### 필요한 라이브러리 불러오기

In [None]:
!set -x \
&& pip install konlpy \
&& curl -s https://raw.githubusercontent.com/konlpy/konlpy/master/scripts/mecab.sh | bash -x

+ pip install konlpy
Looking in indexes: https://pypi.org/simple, https://us-python.pkg.dev/colab-wheels/public/simple/
+ curl -s https://raw.githubusercontent.com/konlpy/konlpy/master/scripts/mecab.sh
+ bash -x
+ mecab_dicdir=/usr/local/lib/mecab/dic/mecab-ko-dic
+ set -e
++ uname
+ os=Linux
+ [[ ! Linux == \L\i\n\u\x ]]
+ hash sudo
+ sudo=sudo
+ python=python3
+ hash pyenv
+ at_user_site=
++ check_python_site_location_is_writable
++ python3 -
+ [[ 1 == \0 ]]
+ hash automake
+ hash mecab
+ echo 'mecab-ko is already installed'
mecab-ko is already installed
+ [[ -d /usr/local/lib/mecab/dic/mecab-ko-dic ]]
+ echo 'mecab-ko-dic is already installed'
mecab-ko-dic is already installed
++ python3 -c 'import pkgutil; print(1 if pkgutil.find_loader("MeCab") else 0)'
+ [[ 1 == \1 ]]
+ echo 'mecab-python is already installed'
mecab-python is already installed
+ echo Done.
Done.


In [None]:
from konlpy.tag import Mecab
from itertools import permutations, combinations, product
import numpy as np

### Mecab 예시

In [None]:
mecab = Mecab()
mecab.pos('무엇의무엇에')

[('무엇', 'NP'), ('의', 'JKG'), ('무엇', 'NP'), ('에', 'JKB')]

### input words

In [None]:
words = ['의열단', '조선 의용군', '활빈당', '조선 의용대']
# words = ['할', '스', '이', '투', '앤']
# words = ['갑', '을', '갑', '임', '일']
# words = ['세', '무', '사', '기', '일']
# words = ['조', '조', '한', '한', '한']

In [None]:
def characters_extract(words):

  splited_words = []
  for word in words:
    splited_words.append(word.split())

  characters = []
  for word in splited_words:
    if len(word) == 1:
      characters.append(word[0][0])
    else:
      characters.append([w[0] for w in word])

  characters_permutation = list(product(*characters))

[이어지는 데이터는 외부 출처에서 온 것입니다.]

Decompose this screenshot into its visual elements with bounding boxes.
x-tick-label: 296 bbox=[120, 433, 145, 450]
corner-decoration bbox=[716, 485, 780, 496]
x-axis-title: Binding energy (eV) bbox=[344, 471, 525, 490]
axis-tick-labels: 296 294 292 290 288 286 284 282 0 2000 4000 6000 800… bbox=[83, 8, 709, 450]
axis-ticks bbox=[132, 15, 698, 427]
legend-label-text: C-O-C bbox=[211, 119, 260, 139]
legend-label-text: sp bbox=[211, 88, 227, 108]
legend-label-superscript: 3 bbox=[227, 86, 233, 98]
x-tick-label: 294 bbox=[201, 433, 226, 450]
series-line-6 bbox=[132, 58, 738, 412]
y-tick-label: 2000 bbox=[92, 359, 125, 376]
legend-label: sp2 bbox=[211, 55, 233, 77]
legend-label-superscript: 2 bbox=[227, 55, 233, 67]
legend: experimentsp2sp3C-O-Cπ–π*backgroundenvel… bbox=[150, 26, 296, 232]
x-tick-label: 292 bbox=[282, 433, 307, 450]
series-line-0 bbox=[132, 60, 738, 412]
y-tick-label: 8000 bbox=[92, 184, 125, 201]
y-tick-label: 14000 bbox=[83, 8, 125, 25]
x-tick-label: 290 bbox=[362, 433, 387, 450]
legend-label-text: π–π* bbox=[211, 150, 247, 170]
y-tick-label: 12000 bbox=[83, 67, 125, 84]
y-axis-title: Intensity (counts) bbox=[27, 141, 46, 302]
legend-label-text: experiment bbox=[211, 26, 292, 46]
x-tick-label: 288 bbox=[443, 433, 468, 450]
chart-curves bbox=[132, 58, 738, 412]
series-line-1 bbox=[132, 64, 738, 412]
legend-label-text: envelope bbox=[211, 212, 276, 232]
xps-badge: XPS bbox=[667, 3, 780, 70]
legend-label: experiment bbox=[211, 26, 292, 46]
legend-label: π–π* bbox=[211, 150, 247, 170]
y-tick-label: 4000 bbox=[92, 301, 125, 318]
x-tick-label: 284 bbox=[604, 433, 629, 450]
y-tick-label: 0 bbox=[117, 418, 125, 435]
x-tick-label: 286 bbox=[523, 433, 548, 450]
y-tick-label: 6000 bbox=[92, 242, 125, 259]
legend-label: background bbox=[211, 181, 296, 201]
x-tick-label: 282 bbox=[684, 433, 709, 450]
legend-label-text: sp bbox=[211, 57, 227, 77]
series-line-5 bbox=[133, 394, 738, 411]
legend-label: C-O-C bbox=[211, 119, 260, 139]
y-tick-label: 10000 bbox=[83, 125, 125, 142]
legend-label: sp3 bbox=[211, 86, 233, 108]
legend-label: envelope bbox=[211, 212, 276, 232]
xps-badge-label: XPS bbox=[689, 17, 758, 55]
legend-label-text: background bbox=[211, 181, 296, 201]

  return characters_permutation

In [None]:
chars = characters_extract(words)
chars

[('의', '조', '활', '조'),
 ('의', '조', '활', '의'),
 ('의', '의', '활', '조'),
 ('의', '의', '활', '의')]

### window_size 단위로 단어 추출

In [None]:
def words_extract(characters): # input: 글자 리스트

  windows = [[], characters]  # windows 에는 모든 경우 포함
  for i in range(2, 5):
    permutation = list(set(permutations(characters, i)))
    for j, p in enumerate(permutation):
      concat = ''
      for character in p:
        concat += character
        permutation[j] = concat
    windows.append(permutation)

  is_noun = [[] for _ in range(5)]  # is_noun 에는 단어만 포함
  for i in range(1, 5):
    for w in windows[i]:
      if len(mecab.pos(w)) == 1:
        # is_noun[i].append(w)
        if mecab.pos(w)[0][1][0] in 'NVM':  # 명사, 동사, 형용사, 관형사, 부사
          is_noun[i].append(w)  # index 가 window_size 를 의미함

  return is_noun  # output: window_size 별 조합 단어 리스트

In [None]:
is_noun = words_extract(chars[0])
is_noun

[[], ['의', '조', '활', '조'], ['의조', '조조', '조의', '활의'], [], []]

### 품사태깅 예시

In [None]:
# 관형사 vs 명사
print(mecab.pos('한'))  # 한 -> 관형사
print(mecab.pos('한이'))
print(mecab.pos('한의'))
print(mecab.pos('한이맺히다')) # 한 -> 명사

# 오류
print(mecab.pos('스튜어디스스튜스투'))  # '스투'와 같이 말이 안 되는 단어를 명사로 분류

[('한', 'MM')]
[('한이', 'NNP')]
[('한의', 'NNG')]
[('한', 'NNG'), ('이', 'JKS'), ('맺히', 'VV'), ('다', 'EC')]
[('스튜어디스', 'NNG'), ('스튜', 'NNG'), ('스투', 'NNP')]


### 최종 output

In [None]:
def words_combination(is_noun, characters): # input: 조합 단어 리스트, 글자 리스트

  is_noun_concat = []
  for _ in is_noun:
    is_noun_concat.extend(_)

  combination = []
  for i in range(1, len(characters) + 1):
    combination.extend(list(combinations(is_noun_concat, i)))

  final_combination = []
  for c in combination:
    concat = ''
    for w in c:
      concat += w
    if len(concat) == len(characters):
      flag = 1
      for f in characters:
        if concat.count(f) != characters.count(f):
          flag = 0
          break
      if flag:
        final_combination.append(c)
  
  final_combination = list(set(final_combination))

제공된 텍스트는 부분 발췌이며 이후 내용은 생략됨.